第15章 運命の番(過去編)2.5
αとΩは昔から相性が悪い。やはり差別はなくならないし、Ω性をどこか種馬と同じような扱いをするα性は多いのだ。俺は景光がΩだったこともあり、誰構わず優しく接していたが…まさか自分自身もΩだと思わなかった。非情な程、悲しみにくれてしまい子供のように大泣きする俺に対して小さな少女は困ったように眉を下げた。
「ちがぅ…俺、おれが…Ωだなんて…そんなの、おかしぃ…」
「お兄ちゃん…」
可笑しい。でも抗えない。目が合った時、俺は既に彼女に囚われてしまったのだ。この子の番になりたい、俺の運命…そう気付いてしまう。熱のある目で少女を見て、吸い込まれるように抱き着いてしまっていた。項を噛まれても構わないと思ってしまう俺へ、安心させるような声でまた発情抑制剤と水筒を手渡される。澄んだ声に、安らぎのある小さな体は俺の体へすっぽりと収まった。

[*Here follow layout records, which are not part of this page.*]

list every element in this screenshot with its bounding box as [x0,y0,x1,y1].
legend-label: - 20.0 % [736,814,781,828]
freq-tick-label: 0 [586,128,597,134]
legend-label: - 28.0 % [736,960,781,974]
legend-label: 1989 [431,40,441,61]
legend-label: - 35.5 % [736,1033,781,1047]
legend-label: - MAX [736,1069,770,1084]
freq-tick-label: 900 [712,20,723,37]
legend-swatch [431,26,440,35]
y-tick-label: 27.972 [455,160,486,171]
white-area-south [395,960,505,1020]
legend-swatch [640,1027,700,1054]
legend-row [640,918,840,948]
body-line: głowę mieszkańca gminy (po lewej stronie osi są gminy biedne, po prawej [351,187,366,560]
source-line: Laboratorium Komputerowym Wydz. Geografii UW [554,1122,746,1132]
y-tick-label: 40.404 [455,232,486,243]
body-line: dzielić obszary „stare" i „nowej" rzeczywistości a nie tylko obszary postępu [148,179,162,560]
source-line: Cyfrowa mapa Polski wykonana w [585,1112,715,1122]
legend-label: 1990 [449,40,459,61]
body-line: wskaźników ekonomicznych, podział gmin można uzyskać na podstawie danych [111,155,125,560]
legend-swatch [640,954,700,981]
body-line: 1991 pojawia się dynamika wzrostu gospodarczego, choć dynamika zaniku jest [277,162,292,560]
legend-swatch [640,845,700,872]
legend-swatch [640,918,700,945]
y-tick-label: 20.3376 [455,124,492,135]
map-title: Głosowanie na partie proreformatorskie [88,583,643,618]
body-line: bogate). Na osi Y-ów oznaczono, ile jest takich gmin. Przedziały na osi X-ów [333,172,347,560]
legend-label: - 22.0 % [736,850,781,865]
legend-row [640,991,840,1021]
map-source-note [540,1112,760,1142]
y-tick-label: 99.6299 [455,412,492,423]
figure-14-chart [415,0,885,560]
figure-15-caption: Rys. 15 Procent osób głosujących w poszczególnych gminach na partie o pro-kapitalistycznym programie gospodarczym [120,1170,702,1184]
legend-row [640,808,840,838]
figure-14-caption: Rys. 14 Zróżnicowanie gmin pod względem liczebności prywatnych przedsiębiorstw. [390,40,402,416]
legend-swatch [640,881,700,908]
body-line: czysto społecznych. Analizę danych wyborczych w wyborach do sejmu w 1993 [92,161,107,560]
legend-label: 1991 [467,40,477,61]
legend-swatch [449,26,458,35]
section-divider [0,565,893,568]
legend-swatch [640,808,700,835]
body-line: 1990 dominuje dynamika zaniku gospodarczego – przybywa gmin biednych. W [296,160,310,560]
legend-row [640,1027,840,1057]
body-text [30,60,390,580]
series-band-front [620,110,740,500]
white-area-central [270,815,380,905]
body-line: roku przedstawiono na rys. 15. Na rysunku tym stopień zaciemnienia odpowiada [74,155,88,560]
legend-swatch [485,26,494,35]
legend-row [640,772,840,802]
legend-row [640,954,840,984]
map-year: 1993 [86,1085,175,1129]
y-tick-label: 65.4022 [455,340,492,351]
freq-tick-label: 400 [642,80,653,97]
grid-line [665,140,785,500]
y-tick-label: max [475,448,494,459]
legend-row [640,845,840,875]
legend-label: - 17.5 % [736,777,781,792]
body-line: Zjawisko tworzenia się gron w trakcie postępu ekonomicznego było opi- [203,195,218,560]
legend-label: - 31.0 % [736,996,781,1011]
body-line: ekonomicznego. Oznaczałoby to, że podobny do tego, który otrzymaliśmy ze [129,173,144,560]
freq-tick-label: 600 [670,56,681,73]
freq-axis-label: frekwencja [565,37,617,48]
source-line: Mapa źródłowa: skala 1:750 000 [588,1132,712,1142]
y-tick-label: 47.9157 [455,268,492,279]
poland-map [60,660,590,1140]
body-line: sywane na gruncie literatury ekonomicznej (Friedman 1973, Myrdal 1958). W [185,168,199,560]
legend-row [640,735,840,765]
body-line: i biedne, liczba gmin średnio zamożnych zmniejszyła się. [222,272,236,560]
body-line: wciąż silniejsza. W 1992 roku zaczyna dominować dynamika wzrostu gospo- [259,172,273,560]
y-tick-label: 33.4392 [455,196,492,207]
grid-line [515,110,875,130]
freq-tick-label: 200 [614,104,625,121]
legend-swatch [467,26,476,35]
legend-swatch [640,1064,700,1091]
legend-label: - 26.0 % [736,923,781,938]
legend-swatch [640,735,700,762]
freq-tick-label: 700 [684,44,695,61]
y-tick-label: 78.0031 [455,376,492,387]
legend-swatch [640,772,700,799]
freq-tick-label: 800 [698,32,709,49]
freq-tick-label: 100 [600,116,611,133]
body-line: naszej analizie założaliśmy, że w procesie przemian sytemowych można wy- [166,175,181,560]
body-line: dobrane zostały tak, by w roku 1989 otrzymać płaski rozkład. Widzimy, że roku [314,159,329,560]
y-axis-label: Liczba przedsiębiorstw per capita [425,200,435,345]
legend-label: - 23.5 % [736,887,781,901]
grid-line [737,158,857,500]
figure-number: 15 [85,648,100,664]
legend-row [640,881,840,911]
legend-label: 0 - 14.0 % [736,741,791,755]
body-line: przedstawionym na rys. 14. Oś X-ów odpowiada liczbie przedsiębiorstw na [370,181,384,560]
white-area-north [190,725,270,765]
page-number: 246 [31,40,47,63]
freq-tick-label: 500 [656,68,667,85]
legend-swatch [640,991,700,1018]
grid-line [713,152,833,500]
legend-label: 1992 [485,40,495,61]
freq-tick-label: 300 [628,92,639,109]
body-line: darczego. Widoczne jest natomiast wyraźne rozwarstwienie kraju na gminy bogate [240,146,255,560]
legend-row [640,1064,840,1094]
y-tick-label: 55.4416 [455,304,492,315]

「大丈夫、大丈夫ですよ…お兄ちゃん。先ずは落ち着いて薬を呑みましょうか。今からΩの運転手を乗せた自動車を寄越します、だから今だけの辛抱です…落ち着くまで私が貴方の傍にいます」
どうぞと手渡した薬が例え、もうそれが媚薬でも一切抵抗はなかった。寧ろ俺はこの子になら抱かれてもいいと思ってしまっていた。震える手で薬を飲み、水筒を手に持つと勢い良く流し込む。そして彼女へと抱き着き強く抱き締めて快感の波を必死に抑え込もうと、ただただ甘やかして背中を撫でてくれる彼女に甘える俺は声を押し殺した。そんな時も、α性の優秀さが垣間見えておりΩの運転手へと交代するよう命じている少女は本当に凄いなとクラクラする頭の中で観察した。
ーーー。
「家までお送り致しますね、それで少し落ち着きましたか?」
「その…すまなかった。初対面の女の子に抱き着くなんてどうかしているな…」
「いいえ、初めてのヒートなら仕方ないでしょうし…戸惑うのは当たり前です。お気になさらないで下さい」
「あの…君はいったい」
「桜花春枝と言います、ただのαの中学生ですよ」
「あるふぁ…そうか、やはりか…」
「αと乗車はやっぱり嫌ですよね、私のせいでヒートを上げてしまう結果になってしまったのなら逆に申し訳ないんですけど…」
中学生でここまで気配りが出来るなんて、と驚くも感謝しかなかったりする。なによりずっと俺の傍にいてΩの運転手が来るまで抱き締めたまま周りへ牽制してくれた相手だ。